Le droit à déduction prend naissance au moment où la taxe déductible devient exigible. Conformément à l'article 21, c'est
généralement le fournisseur qui est redevable de la taxe, bien que, dans certaines circonstances, et notamment dans les circonstances
qui sont réunies en l'espèce, ce puisse également être le destinataire de la fourniture
(4)
.
6.
Il est manifeste qu'un tel système requiert une preuve documentaire de l'obligation d'acquitter la taxe, du paiement de celle-ci
et du droit à la déduire. Ces aspects sont traités en particulier aux articles 18 et 22
7.
Il est également important d'observer que, bien qu'elle soit dans une large mesure harmonisée par les règles communautaires
et représente un élément important dans les ressources propres de la Communauté, la TVA demeure, du point de vue des États
membres, une taxe nationale et qu'en tant que telle, elle est soumise à des taux différents dans chacun d'eux. C'est pourquoi,
en cas d'opérations transfrontalières à l'intérieur de la Communauté, il fallait des règles permettant de déterminer l'endroit
où la fourniture a lieu. Pour la plupart des services, en particulier les services du type dont il s'agit en l'espèce, ces
règles sont énoncées à l'article 9 de la directive bien que, comme on pourra le voir ultérieurement, leur pertinence ici se
limite essentiellement au fait qu'elles peuvent indirectement déterminer le débiteur de la taxe.
Exposé détaillé des règles communautaires applicables
8.
Les principales dispositions du droit communautaire qui sont en cause sont les articles 9, 17, 18, 21 et 22 de la sixième
directive. La version applicable aux faits de la procédure au principal est celle qui était en vigueur en 1995. Il est dès
lors nécessaire de prendre en considération le texte tel qu'il a été modifié, en particulier, par la directive 91/680/CEE
du Conseil
(5)
et par la directive 92/111/CEE du Conseil
(6)
. Dans le cas de l'article 17, paragraphe 2, de l'article 18, paragraphe 1, de l'article 21, paragraphe 1, et de l'article
22, paragraphe 3, le texte applicable figure en réalité, pour notre plus grande confusion, aux articles 28 septies, 28 octies
et 28 nonies, qui font partie du titre XVI bis intitulé «Régime transitoire de taxation des échanges entre les États membres».
Lieu de fourniture d'un service
9.
Au titre VI de la directive, qui a trait au lieu des opérations imposables, l'article 9 concerne la fourniture de services.

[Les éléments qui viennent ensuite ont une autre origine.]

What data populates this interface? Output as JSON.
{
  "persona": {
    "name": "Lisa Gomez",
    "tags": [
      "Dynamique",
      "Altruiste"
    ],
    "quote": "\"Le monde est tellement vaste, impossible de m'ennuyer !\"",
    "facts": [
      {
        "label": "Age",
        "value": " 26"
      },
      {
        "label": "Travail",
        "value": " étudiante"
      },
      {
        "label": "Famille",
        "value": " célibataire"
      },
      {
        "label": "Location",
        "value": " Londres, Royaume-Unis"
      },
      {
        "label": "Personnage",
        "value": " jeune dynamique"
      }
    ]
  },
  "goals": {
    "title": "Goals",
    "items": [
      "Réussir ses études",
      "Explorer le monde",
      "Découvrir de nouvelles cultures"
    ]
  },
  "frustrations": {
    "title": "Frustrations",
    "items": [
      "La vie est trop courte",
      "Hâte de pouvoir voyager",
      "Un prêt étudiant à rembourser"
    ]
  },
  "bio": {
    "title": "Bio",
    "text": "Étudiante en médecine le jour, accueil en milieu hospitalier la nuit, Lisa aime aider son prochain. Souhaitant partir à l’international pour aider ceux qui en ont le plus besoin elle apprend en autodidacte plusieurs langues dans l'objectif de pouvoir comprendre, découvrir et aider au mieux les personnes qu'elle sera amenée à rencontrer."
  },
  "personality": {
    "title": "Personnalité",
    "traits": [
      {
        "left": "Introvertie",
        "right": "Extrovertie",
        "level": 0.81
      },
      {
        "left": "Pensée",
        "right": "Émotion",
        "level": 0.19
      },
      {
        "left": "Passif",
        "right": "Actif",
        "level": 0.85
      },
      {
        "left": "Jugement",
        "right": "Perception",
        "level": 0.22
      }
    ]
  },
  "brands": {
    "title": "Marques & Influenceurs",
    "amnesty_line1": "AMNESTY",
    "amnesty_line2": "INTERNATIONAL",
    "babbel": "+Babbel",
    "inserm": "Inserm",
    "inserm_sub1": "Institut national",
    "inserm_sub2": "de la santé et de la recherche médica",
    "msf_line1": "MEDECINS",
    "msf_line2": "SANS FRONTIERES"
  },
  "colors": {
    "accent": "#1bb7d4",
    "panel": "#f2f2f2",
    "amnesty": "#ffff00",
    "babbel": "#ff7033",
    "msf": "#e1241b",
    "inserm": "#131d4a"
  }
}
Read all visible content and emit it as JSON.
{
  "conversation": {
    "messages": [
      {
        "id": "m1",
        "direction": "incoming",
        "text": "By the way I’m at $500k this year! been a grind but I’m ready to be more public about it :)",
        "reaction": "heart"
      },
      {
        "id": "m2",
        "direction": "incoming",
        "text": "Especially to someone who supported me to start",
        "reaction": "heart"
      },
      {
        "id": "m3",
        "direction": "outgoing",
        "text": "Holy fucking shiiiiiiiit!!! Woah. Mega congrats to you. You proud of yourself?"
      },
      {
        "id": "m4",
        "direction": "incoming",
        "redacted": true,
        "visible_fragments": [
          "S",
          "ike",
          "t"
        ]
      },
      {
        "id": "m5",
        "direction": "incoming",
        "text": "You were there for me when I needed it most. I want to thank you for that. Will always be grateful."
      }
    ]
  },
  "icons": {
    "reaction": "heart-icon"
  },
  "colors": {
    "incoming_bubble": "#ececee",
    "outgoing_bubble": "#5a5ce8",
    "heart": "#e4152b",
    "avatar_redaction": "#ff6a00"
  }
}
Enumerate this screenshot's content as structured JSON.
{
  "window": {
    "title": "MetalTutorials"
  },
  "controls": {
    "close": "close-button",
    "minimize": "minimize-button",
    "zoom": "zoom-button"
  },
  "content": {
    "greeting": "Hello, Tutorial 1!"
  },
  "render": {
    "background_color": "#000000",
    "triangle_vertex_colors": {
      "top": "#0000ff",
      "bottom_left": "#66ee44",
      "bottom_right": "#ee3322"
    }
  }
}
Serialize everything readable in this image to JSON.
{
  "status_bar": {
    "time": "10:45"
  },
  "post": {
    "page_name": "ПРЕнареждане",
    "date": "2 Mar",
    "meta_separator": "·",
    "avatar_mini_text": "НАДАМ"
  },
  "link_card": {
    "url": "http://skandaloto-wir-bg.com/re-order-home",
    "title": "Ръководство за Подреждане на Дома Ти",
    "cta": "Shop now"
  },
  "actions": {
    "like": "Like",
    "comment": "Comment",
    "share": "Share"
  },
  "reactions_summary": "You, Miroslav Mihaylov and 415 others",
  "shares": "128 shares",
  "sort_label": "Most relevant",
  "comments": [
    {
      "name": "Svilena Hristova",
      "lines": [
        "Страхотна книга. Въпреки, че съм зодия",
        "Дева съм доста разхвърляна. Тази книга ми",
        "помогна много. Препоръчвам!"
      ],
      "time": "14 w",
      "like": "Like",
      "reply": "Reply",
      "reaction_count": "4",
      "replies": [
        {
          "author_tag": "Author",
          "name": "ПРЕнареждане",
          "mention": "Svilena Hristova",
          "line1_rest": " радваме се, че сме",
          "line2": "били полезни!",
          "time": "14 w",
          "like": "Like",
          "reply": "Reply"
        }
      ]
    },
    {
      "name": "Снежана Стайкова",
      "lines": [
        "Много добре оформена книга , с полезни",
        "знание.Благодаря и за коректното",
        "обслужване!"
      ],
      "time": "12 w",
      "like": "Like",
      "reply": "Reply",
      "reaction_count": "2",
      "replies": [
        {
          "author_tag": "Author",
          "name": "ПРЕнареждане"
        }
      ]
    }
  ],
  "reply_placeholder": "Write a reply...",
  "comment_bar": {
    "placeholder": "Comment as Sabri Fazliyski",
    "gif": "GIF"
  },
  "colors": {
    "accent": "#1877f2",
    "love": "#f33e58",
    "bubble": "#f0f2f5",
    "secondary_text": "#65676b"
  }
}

Aux termes de l'article 9, paragraphe 1, le lieu d'une prestation de services est réputé se situer à l'endroit où le fournisseur
de services a établi le siège de son activité économique ou un établissement stable à partir duquel la prestation de services
est rendue ou, à défaut, au lieu de son domicile ou de sa résidence habituelle. Selon l'article 9, paragraphe 2, néanmoins:
«a) le lieu des prestations de services se rattachant à un bien immeuble [...] est l'endroit où le bien est situé;
[...]
e) le lieu des prestations de services suivantes, rendues à des preneurs établis en dehors de la Communauté ou à des assujettis
établis dans la Communauté, mais en dehors du pays du fournisseur, est l'endroit où le preneur a établi le siège de son activité
économique ou un établissement stable pour lequel la prestation de services a été rendue ou, à défaut, le lieu de son domicile
ou de sa résidence habituelle:
[...]
–la mise à disposition de personnel,
[...]»
Redevables de la taxe envers le Trésor
10.
Aux termes de l'article 21:
«La taxe sur la valeur ajoutée est due:
En régime intérieur:
a)
par l'assujetti effectuant une livraison de biens ou une prestation de services imposable, autre que l'une des prestations
de services visées au point b).
Lorsque la livraison de biens ou la livraisons de services imposable est effectuée par un assujetti qui n'est pas établi à
l'intérieur du pays, les États membres peuvent prendre des dispositions prévoyant que la taxe est due par une autre personne.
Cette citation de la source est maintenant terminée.